•5. Pondok Pesantren ☃•

27 5 0
                                    

"Berharap pada manusia adalah patah hati yang disengaja."
–Ali bin Abi Thalib

・༓☾ SHEREN : Albi Nadak ☽༓・

Hamzah, Furqon, dan Sheren berjalan beriringan dengan posisi Hamzah berada di tengah keduanya. Tak jarang pula, Sheren mengganggu ketenangan Hamzah hingga Furqon dibuat kesal olehnya.

"Apa lo?!" sentak Sheren yang sedari tadi mendengar dumelan Furqon tentangnya.

Furqon terperanjak kaget, ia mengelus dadanya pelan. "Cantik-cantik, galak," gumamnya.

"Nggak papa, yang penting udah jadi calonnya Kak Hamzah," terang Sheren bangga, ia langsung memeluk lengan Hamzah yang telanjang karena Hamzah memakai baju koko berlengan pendek

Hamzah terkejut bukan main, ini kali pertama ada orang yang berani menyentuhnya kecuali mahramnya. Ia berusaha melepaskan tangan Sheren yang bergelayut manja dilengannya. "Jangan pegang saya, Sheren. Kita bukan mahram."

"Kalau gitu, kita nikah aja biar bisa pegangan terus," jelas Sheren tersenyum hingga nampak deretan gigi putihnya.

Hamzah menatap sekitar, banyak yang menatap ketiganya bingung membuat Hamzah malu. Ia melepas tangan Sheren hingga terlepas, membuatnya bernapas lega. Furqon, lelaki berumur sepadan dengan Hamzah itu 'tak berani menatap Sheren.

"Bisa gila lo kalau dekat dia, Ham," bisik Furqon ditelinga Hamzah, ia risih dengan keberadaan Sheren.

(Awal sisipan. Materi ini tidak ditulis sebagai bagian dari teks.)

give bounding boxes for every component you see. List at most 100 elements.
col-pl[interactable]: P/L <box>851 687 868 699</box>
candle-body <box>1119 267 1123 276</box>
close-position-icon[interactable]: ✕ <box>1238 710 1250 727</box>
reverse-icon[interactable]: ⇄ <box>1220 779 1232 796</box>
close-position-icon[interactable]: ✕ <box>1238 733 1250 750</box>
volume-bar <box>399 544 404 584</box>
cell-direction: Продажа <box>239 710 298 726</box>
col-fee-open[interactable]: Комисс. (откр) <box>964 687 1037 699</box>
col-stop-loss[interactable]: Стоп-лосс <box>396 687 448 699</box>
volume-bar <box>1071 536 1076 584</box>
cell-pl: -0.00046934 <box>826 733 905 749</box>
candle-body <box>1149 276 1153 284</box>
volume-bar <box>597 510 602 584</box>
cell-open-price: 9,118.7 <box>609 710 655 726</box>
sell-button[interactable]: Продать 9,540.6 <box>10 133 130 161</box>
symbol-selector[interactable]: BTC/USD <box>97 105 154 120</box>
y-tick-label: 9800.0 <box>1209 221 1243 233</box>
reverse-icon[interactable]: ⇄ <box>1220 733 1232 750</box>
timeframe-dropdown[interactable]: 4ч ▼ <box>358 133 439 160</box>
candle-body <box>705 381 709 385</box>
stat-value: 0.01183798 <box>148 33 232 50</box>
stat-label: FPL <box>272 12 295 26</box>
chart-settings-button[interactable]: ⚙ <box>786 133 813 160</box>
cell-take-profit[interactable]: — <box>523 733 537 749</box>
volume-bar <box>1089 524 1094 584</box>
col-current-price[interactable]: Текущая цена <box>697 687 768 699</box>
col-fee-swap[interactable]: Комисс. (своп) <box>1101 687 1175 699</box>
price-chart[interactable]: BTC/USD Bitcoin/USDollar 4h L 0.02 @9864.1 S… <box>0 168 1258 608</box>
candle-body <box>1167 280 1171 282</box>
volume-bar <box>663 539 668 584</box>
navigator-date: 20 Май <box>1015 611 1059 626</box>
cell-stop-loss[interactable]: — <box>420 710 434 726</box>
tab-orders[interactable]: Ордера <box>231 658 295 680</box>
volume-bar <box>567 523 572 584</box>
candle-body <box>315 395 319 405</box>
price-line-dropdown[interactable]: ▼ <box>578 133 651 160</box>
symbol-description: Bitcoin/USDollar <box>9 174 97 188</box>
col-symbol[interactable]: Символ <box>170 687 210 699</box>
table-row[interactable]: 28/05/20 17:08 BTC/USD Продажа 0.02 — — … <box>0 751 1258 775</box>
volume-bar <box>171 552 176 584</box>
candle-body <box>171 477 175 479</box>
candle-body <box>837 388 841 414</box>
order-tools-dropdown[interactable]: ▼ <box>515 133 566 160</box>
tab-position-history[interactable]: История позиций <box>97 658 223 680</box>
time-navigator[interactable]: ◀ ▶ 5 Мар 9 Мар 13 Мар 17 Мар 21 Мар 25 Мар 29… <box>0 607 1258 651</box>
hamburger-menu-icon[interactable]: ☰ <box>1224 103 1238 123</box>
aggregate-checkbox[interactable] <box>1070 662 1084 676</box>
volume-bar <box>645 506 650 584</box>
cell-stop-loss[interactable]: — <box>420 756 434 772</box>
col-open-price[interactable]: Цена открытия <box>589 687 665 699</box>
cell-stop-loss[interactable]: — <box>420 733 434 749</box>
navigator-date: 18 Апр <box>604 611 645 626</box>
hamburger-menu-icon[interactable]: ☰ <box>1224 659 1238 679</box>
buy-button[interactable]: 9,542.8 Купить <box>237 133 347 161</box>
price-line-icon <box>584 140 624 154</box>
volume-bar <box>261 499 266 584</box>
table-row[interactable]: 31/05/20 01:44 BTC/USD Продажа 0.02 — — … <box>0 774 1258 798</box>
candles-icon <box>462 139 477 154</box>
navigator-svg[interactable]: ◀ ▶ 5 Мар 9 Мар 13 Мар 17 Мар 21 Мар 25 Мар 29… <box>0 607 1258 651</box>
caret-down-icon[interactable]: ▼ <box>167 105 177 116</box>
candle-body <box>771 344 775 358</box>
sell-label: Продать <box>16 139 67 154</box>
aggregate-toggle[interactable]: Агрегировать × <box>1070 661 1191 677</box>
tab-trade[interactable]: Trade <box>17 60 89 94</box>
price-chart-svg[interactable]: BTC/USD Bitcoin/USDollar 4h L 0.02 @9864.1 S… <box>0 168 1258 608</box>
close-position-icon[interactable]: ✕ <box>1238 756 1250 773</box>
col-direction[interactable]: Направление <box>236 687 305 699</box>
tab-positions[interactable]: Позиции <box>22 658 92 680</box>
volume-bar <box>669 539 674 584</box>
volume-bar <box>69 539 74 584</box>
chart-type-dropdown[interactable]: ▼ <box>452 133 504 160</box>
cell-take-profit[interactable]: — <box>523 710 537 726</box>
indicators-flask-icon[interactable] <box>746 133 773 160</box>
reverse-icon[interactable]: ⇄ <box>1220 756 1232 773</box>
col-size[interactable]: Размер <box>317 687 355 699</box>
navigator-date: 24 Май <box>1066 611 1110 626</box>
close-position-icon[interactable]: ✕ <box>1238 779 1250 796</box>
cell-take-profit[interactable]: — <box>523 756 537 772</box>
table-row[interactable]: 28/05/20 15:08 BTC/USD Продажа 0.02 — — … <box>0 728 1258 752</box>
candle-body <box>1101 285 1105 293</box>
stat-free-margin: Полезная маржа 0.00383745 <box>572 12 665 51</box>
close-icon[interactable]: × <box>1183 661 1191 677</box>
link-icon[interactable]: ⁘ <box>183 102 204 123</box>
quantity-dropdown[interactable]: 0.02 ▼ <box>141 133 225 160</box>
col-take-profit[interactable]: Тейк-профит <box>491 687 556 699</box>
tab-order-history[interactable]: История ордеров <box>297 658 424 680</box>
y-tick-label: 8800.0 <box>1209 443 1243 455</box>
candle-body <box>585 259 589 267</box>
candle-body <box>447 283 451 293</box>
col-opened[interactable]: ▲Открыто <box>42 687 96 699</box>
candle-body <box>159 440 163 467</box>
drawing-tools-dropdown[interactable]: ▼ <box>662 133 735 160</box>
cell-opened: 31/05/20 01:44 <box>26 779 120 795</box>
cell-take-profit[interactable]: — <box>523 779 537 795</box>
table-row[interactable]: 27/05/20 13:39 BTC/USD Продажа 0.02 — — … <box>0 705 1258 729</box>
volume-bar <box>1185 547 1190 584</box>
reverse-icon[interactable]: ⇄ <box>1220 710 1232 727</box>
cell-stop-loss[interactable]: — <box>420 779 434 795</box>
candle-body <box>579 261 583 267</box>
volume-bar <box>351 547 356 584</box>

"Mending lo sama si Zalfa. Udah  lembut, sholehah, pintar, pokoknya idaman banget, deh. Nggak kaya' dia," lanjutnya dengan sengaja meninggikan volume suaranya.

Sheren melotot kaget mendengar nama perempuan. "Lo nyindir gue?" tanyanya kesal.

"Lo merasa?" tanya Furqon tanpa menatap Sheren.

"Lo—" tunjuk Sheren kesal.

"Sudah. Saya di sini nggak mau dengarin kalian ribut. Furqon, jaga sikap kamu, dan kamu Sheren,"  sahut Hamzah cepat. "Saya berharap sama kamu—"

"Kak Hamzah berharap sama Sheren?" potong Sheren  antusias, matanya menatap wajah Hamzah, sedang yang ditatap fokus ke depan menatap beberapa santri yang terlihat membersihkan dedaunan kering.

"Jangan berharap pada manusia, menyakitkan bila dipatahkan," ucap Furqon seperti menyindirnya membuat decakan lolos dari mulut Sheren.

"Copy paste punya Sayyidina Ali aja bangga," cibir Sheren menatap ke arah santri.

Ia menaikkan satu alisnya dengan kaku kala melihat seorang santri hanya duduk dengan tangan menopang dagu. Ia berjalan menghampiri santri itu.

"Woi!" pekik Sheren membuat santri di sekitar terkejut, menatap Sheren aneh.

Sheren menyengir 'tak berdosa, ia duduk di sebelah santri itu. Lalu menatapnya penuh minat. Wajahnya yang pucat, namun senyumnya masih merekah.

"Sheren." Sheren mengulurkan tangannya kepada santri itu.

"Athira," jawab Athira pelan, kemudian membalas uluran tangan Sheren.

Sheren melepaskan uluran tangannya, lalu menatap Athira. "Lo ... sakit?" tanyanya sedikit meringis.

"Cuma sedikit pusing aja," jelas Athira tersenyum, membuat Sheren tertegun. Athira menatap penampilan Sheren dari atas sampai bawah. Celana dibawah mata kaki, kaos berlengan panjang, dan rambut merahnya tidak tertutup hijab.

"Pemaksaan dari Ayah. Gue pake ginian bikin gerah," keluh Sheren menyadari apa yang ada dipikiran Athira.

Athira mengangguk. "Kamu santri baru di sini?"